Here is the spark-shell script which I am using to convert csv data into parquet:
import org.apache.spark.sql.types._;
val sqlContext = new org.apache.spark.sql.SQLContext(sc);
val df = sqlContext.read.format("com.databricks.spark.csv").option("header","true").load("/uploads/01ff5191-27c4-42db-a8e0-0d6594de3a5d/Worker_Snapshot_50_100000.csv");
val schema= StructType(Array(
StructField("CF_EmplID", StringType,true),
StructField("Worker", StringType,true),
StructField("CF_Sup Org Level 1", StringType,true),
StructField("CF_Sup Org Level 2", StringType,true),
StructField("CF_Sup Org Level 3", StringType,true),
StructField("CF_Sup Org Level 4", StringType,true),
StructField("Business Process Transaction", StringType,true),
StructField("Record Date", StringType,true),
StructField("CF_Fiscal Period", StringType,true),
StructField("Business Process Type", StringType,true),
StructField("Business Process Reason", StringType,true),
StructField("Active Status", BooleanType,true),
StructField("Age Group", StringType,true),
StructField("Annual Base Pay", StringType,true),
StructField("Base Pay Segment", StringType,true),
StructField("Compa-Ratio", StringType,true),
StructField("Company", StringType,true),
StructField("Compensation Grade", BooleanType,true),
StructField("Contingent Worker Type", StringType,true),
StructField("Cost Center", StringType,true),
StructField("Current Rating", StringType,true),
StructField("Employee Type", StringType,true),
StructField("Ending Headcount", IntegerType,true),
StructField("Ethnicity", StringType,true),
StructField("Exempt", BooleanType,true),
StructField("FTE", StringType,true),
StructField("Gender", StringType,true),
StructField("Highest Degree", StringType,true),
StructField("Hire Count", IntegerType,true),
StructField("Hire Year Text", IntegerType,true),
StructField("Hiring Source", StringType,true),
StructField("Involuntary Termination", StringType,true),
StructField("Involuntary Termination Count", IntegerType,true),
StructField("Is Critical Job", BooleanType,true),
StructField("Is High Loss Impact Risk", BooleanType,true),
StructField("Is High Potential", BooleanType,true),
StructField("Is Manager", BooleanType,true),
StructField("Is Retention Risk", BooleanType,true),
StructField("Job Category", StringType,true),
StructField("Job Code", IntegerType,true),
StructField("Job Family", IntegerType,true),
StructField("Job Family Group", StringType,true),
StructField("Job Profile", StringType,true),
StructField("Length of Service in Years including Partial Year", StringType,true),
StructField("Location", StringType,true),
StructField("Location - Country", StringType,true),
StructField("Loss Impact", StringType,true),
StructField("Management Level", StringType,true),
StructField("Manager", StringType,true),
StructField("Manager Count", IntegerType,true)
));
val dataFrame = spark.createDataFrame(df.rdd, schema)
var newDf = dataFrame
for(col <- dataFrame.columns){
newDf = newDf.withColumnRenamed(col,col.replaceAll("\\s", "_"))
}
newDf.write.parquet("/output_dir/parquet")

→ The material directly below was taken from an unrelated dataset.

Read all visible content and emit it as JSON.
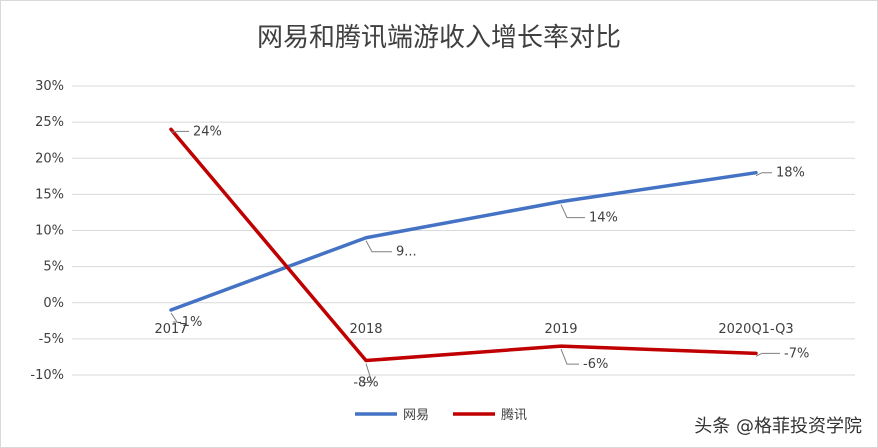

Seems pretty straight forward so far, but I am running into this exception which seems to be about trying to parse non-int value into a int field.
Here is the exception I am getting:
at org.apache.spark.sql.catalyst.encoders.ExpressionEncoder.toRow(ExpressionEncoder.scala:290)
at org.apache.spark.sql.SparkSession$$anonfun$3.apply(SparkSession.scala:573)
at org.apache.spark.sql.SparkSession$$anonfun$3.apply(SparkSession.scala:573)
at scala.collection.Iterator$$anon$11.next(Iterator.scala:409)
at scala.collection.Iterator$$anon$11.next(Iterator.scala:409)
at org.apache.spark.sql.catalyst.expressions.GeneratedClass$GeneratedIterator.processNext(Unknown Source)
at org.apache.spark.sql.execution.BufferedRowIterator.hasNext(BufferedRowIterator.java:43)
at org.apache.spark.sql.execution.WholeStageCodegenExec$$anonfun$8$$anon$1.hasNext(WholeStageCodegenExec.scala:395)
at org.apache.spark.sql.execution.datasources.FileFormatWriter$SingleDirectoryWriteTask.execute(FileFormatWriter.scala:315)
at org.apache.spark.sql.execution.datasources.FileFormatWriter$$anonfun$org$apache$spark$sql$execution$datasources$FileFormatWriter$$executeTask$3.apply(FileFormatWriter.scala:258)
at org.apache.spark.sql.execution.datasources.FileFormatWriter$$anonfun$org$apache$spark$sql$execution$datasources$FileFormatWriter$$executeTask$3.apply(FileFormatWriter.scala:256)
at org.apache.spark.util.Utils$.tryWithSafeFinallyAndFailureCallbacks(Utils.scala:1375)
at org.apache.spark.sql.execution.datasources.FileFormatWriter$.org$apache$spark$sql$execution$datasources$FileFormatWriter$$executeTask(FileFormatWriter.scala:261)
... 8 more
Caused by: java.lang.RuntimeException: java.lang.String is not a valid external type for schema of int
at org.apache.spark.sql.catalyst.expressions.GeneratedClass$SpecificUnsafeProjection.evalIfFalseExpr22$(Unknown Source)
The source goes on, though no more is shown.